Investing in real estate right now can be surprisingly profitable as rents are on the increase in many areas due to the number of people losing their homes to foreclosures or doing a Short Sale of their homes. 

Remember that owning rental property is time consuming, expensive, challenging, and many investors lose money. 

Mistake 1:  Confusing a cheap deal for a good deal – You can buy homes at a low price but that doesn’t mean you can rent them out.  They usually aren’t any more appealing to rents than they are to buyers.  Also less-desirable school districts may hamper renting your property. 

Mistake 2:  Overlooking key costs – Knowing potential rent is not enough.  You should also factor in closing costs 3-6%, costs to fix up the place and maintain it, and your holding costs.

 Mistake 3:  Forgetting that time is money – You lose money when your home is empty, whether you are trying to rent it, in between tenants or painting.  You may be better off accepting a lower rent than waiting for a higher-paying tenant. 

Mistake 4:  Assuming you will sit back and watch the rent roll in – You are a rent collector and sometimes tenants lose their jobs and stop paying rent.  Evicting them can take several weeks without rental income coming in. 

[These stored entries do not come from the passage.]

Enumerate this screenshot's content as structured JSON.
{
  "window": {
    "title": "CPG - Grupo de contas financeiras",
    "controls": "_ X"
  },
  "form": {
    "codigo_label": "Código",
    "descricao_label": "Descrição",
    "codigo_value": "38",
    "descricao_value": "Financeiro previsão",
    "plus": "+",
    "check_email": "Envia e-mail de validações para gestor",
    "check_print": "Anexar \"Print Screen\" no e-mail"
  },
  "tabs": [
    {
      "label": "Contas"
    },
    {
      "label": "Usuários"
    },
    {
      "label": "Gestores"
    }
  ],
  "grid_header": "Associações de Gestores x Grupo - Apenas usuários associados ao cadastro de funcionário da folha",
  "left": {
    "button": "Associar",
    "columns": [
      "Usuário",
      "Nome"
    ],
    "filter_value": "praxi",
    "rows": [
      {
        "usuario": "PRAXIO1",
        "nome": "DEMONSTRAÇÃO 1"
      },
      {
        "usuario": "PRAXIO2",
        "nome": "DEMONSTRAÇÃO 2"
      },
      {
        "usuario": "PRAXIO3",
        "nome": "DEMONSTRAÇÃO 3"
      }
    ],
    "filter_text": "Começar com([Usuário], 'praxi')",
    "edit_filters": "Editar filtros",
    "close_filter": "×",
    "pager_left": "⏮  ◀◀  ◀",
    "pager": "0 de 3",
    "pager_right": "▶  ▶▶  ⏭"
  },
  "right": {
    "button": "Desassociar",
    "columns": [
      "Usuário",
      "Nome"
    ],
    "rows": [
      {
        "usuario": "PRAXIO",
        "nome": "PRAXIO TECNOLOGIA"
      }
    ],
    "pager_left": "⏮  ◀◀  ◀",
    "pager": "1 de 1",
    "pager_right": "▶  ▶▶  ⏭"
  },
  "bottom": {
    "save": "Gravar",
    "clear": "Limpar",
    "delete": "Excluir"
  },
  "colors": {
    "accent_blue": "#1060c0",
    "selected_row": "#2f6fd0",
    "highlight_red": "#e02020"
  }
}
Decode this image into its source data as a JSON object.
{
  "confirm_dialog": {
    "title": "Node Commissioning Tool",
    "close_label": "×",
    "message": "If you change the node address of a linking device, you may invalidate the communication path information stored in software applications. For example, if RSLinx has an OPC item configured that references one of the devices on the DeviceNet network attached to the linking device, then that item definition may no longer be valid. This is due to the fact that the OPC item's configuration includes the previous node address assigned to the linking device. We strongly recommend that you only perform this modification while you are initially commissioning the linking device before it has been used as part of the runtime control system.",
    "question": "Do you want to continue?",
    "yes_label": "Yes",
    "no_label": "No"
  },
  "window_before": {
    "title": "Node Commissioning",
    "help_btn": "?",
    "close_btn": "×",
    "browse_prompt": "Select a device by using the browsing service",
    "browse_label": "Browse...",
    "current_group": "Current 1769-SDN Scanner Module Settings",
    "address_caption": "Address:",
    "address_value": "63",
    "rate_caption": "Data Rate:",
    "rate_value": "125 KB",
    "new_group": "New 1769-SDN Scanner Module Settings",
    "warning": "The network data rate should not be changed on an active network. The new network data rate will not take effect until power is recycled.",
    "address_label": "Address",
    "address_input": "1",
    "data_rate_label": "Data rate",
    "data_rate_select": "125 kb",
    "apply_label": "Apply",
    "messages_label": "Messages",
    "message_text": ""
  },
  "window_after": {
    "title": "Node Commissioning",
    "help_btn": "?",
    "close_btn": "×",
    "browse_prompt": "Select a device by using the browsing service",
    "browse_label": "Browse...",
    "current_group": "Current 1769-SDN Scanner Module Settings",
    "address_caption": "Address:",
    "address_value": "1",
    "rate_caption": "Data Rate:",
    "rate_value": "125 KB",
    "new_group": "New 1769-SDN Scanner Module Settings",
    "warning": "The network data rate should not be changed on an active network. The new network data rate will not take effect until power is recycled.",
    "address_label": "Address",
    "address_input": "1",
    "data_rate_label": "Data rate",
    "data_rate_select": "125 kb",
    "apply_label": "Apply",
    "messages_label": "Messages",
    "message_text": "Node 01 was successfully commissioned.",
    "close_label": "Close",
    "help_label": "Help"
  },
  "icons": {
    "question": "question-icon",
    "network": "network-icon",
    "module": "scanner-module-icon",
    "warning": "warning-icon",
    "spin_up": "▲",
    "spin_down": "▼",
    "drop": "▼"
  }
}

Mistake 5:  Underestimating repair costs – Carpet in rentals typically must be replaced every five years and you may have to repaint after every tenant.  The National Association of Residential Property Managers suggests setting aside six months of expenses so that you will have funds if a major repair is needed. 

Mistake 6:  Assuming that owning a rental is the same as owning a home – You might put up with flaws in a home that a renter won’t tolerate.  A property manager can handle most headaches, but you should expect to pay up to a month of rent for finding and screening tenants and up to 10% of the monthly rent for management fees.